Call the deployed model with the OpenAI client:

```python call_model.py theme={"system"}
import os
from openai import OpenAI

model_url = "https://model-XXXXXXX.api.baseten.co/environments/production/sync/v1"

client = OpenAI(
    base_url=model_url,
    api_key=os.environ.get("BASETEN_API_KEY"),
)

stream = client.chat.completions.create(
    model="Qwen/Qwen2.5-3B-Instruct",
    messages=[
        {"role": "system", "content": "You are a helpful assistant."},
        {"role": "user", "content": "What does Tongyi Qianwen mean?"}
    ],
    stream=True,
)

for chunk in stream:
    if chunk.choices[0].delta.content is not None:
        print(chunk.choices[0].delta.content, end="")
```

Replace the `model_url` with the URL from your deployment output.

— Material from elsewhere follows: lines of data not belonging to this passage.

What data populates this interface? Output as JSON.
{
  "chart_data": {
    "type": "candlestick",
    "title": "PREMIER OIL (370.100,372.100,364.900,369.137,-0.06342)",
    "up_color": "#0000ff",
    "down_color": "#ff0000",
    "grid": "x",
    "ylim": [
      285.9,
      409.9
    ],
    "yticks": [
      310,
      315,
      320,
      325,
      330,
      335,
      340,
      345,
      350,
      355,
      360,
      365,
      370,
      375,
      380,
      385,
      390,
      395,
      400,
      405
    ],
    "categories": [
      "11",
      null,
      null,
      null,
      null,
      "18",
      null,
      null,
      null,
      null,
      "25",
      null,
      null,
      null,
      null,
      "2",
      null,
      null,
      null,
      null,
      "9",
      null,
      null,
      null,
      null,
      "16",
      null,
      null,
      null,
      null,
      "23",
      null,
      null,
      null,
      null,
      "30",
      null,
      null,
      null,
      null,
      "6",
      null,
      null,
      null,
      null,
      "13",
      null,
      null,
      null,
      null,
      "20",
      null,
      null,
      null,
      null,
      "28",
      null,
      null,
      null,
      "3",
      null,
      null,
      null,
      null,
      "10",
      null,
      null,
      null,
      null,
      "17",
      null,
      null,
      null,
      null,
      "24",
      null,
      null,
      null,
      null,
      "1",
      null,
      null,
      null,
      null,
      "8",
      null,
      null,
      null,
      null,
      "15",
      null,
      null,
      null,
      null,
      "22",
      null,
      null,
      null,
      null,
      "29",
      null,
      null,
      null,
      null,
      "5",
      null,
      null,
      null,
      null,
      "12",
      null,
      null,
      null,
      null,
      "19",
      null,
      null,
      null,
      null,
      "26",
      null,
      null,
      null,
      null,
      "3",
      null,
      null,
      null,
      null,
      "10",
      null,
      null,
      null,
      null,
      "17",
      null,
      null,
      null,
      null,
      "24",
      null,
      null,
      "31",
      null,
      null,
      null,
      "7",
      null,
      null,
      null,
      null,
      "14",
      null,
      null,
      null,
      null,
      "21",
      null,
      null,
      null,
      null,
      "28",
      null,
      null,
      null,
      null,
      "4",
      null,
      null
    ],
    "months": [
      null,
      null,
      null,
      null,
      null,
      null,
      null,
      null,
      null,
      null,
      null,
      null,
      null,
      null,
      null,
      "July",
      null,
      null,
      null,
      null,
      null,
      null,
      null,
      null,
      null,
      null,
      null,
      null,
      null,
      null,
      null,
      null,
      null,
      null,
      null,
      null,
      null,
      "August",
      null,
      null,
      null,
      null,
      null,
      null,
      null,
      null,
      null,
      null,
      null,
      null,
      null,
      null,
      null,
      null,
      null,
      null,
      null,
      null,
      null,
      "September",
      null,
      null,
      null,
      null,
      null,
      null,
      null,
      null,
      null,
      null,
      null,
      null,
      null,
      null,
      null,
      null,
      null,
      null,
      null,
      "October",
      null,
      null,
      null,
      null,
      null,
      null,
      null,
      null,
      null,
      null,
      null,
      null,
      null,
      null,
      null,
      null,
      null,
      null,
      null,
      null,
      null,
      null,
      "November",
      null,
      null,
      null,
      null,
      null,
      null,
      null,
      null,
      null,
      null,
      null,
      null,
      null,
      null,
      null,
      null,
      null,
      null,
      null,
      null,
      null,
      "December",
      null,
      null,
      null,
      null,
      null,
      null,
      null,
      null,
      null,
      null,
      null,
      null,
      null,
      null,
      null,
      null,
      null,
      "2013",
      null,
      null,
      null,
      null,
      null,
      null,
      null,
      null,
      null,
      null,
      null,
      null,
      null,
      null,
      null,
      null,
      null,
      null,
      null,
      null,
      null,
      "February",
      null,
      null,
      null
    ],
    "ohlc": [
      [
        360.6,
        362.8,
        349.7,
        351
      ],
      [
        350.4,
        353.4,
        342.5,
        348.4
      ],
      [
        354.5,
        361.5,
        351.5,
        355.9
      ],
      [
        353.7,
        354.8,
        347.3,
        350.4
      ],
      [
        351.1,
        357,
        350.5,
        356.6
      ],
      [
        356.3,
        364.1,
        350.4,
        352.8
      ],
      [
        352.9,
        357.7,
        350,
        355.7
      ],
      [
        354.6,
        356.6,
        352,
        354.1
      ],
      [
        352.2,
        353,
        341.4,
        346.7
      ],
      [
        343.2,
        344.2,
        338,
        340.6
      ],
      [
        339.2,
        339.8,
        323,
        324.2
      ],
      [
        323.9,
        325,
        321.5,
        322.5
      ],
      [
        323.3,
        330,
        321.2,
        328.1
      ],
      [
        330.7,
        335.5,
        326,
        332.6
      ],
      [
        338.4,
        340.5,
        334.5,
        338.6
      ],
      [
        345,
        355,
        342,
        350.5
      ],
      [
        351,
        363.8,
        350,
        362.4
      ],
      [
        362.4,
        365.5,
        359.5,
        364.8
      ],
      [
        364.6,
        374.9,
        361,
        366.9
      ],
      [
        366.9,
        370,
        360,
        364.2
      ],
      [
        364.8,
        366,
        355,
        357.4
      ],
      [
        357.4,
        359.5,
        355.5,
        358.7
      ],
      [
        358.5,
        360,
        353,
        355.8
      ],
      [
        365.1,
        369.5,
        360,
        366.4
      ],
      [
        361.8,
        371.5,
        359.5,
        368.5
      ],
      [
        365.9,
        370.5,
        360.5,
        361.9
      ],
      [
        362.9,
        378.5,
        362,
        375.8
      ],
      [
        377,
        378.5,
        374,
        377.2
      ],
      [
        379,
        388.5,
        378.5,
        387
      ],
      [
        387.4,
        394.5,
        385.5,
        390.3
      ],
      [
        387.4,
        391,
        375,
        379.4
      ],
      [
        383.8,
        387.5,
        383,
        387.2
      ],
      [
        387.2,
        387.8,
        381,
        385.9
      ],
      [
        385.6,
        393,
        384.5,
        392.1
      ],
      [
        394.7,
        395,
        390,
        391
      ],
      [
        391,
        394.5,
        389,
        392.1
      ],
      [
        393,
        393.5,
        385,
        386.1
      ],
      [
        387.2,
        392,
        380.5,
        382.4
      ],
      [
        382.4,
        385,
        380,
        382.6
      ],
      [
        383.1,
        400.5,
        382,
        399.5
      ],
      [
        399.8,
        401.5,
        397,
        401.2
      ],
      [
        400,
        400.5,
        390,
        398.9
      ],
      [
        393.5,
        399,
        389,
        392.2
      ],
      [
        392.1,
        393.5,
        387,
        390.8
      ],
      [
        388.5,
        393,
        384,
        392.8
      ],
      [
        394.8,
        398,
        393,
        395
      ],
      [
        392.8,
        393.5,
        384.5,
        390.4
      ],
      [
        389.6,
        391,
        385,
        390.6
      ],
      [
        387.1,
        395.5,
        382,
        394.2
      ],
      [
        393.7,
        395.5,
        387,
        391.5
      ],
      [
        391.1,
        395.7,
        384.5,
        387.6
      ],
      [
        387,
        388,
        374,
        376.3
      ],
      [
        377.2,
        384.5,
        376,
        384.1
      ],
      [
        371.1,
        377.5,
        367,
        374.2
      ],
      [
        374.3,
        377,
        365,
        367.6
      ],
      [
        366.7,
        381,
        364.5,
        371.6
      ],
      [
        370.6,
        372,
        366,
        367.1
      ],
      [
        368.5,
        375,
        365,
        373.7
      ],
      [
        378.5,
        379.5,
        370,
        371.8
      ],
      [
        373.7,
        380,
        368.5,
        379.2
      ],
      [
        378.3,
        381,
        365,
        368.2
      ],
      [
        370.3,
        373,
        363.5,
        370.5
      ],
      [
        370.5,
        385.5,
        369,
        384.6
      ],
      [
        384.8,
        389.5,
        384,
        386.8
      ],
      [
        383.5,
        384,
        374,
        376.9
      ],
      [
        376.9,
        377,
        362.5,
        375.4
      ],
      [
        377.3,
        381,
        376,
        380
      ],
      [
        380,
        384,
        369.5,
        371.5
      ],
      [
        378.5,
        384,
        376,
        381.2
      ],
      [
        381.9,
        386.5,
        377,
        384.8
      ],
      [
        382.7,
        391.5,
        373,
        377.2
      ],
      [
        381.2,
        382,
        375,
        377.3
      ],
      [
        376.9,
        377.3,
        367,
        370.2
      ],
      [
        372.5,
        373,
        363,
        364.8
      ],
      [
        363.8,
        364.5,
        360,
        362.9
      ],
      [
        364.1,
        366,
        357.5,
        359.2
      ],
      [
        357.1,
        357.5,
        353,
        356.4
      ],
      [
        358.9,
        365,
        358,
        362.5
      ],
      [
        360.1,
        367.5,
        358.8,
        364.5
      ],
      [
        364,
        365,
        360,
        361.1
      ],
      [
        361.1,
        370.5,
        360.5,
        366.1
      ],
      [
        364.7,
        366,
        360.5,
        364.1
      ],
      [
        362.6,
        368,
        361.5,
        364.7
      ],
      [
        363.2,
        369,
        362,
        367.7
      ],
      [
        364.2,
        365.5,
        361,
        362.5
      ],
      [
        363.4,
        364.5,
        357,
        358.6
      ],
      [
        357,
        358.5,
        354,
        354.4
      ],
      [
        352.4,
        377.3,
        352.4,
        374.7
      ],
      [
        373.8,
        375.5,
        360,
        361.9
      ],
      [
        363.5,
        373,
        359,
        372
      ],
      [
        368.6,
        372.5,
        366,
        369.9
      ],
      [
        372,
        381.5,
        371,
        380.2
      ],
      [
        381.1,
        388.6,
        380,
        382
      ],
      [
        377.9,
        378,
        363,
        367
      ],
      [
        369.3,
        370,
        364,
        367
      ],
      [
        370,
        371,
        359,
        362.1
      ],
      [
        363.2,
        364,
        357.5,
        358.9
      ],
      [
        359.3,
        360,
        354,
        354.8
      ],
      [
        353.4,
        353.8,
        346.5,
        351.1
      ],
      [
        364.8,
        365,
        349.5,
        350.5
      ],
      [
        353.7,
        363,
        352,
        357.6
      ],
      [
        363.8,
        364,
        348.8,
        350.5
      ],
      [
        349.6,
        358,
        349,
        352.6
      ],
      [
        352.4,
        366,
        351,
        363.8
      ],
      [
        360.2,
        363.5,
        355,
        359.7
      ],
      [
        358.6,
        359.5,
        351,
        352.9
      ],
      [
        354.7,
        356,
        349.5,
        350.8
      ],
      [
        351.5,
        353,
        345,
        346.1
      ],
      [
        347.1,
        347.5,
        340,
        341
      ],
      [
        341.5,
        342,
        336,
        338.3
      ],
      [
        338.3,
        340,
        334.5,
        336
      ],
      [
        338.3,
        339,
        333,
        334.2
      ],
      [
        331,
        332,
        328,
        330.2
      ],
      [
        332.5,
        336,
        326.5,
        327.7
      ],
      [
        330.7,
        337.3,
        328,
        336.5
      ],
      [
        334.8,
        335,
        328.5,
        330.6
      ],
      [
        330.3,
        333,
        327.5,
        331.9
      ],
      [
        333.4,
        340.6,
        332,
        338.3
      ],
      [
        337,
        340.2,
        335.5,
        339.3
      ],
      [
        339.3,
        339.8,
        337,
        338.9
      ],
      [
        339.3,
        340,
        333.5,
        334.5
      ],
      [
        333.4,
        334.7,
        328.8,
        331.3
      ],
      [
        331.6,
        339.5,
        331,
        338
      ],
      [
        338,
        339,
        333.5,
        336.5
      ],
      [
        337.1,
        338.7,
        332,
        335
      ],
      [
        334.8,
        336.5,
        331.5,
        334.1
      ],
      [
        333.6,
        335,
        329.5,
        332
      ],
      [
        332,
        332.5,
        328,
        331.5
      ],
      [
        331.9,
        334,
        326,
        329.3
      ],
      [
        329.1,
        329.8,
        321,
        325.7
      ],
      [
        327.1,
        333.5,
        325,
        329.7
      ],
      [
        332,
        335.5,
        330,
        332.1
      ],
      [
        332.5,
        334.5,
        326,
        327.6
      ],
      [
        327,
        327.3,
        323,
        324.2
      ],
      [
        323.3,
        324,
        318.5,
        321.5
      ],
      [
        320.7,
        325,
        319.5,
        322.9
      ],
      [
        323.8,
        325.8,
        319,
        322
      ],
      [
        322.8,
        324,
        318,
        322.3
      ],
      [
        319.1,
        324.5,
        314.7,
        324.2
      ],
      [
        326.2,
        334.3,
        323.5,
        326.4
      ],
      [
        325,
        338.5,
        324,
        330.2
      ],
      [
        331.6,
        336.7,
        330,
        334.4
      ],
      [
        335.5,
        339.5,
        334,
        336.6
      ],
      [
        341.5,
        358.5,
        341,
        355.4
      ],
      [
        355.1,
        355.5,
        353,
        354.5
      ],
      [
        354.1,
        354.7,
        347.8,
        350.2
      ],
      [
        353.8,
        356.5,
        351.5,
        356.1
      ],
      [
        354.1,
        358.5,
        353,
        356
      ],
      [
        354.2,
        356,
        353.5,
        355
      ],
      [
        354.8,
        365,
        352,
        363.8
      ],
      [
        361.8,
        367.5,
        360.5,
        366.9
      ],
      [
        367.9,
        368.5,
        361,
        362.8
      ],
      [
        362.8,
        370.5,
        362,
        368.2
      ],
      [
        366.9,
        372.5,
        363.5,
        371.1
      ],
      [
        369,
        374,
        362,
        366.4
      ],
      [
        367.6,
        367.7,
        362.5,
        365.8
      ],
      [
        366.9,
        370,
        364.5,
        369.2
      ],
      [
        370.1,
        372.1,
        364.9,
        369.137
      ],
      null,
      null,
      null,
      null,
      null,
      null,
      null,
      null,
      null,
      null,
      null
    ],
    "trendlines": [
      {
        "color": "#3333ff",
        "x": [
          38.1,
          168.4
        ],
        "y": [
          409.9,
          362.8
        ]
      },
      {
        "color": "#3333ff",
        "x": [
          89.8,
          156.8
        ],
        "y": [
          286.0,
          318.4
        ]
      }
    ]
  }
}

## Monitor your deployment

Once the model is serving traffic, open the Metrics tab in the model dashboard to watch how it performs. Baseten detects the SGLang engine and surfaces engine-native graphs such as generation throughput, time per output token, cache hit rate, and queue depth alongside the standard metrics. See [vLLM and SGLang metrics](/observability/metrics#vllm-and-sglang-metrics).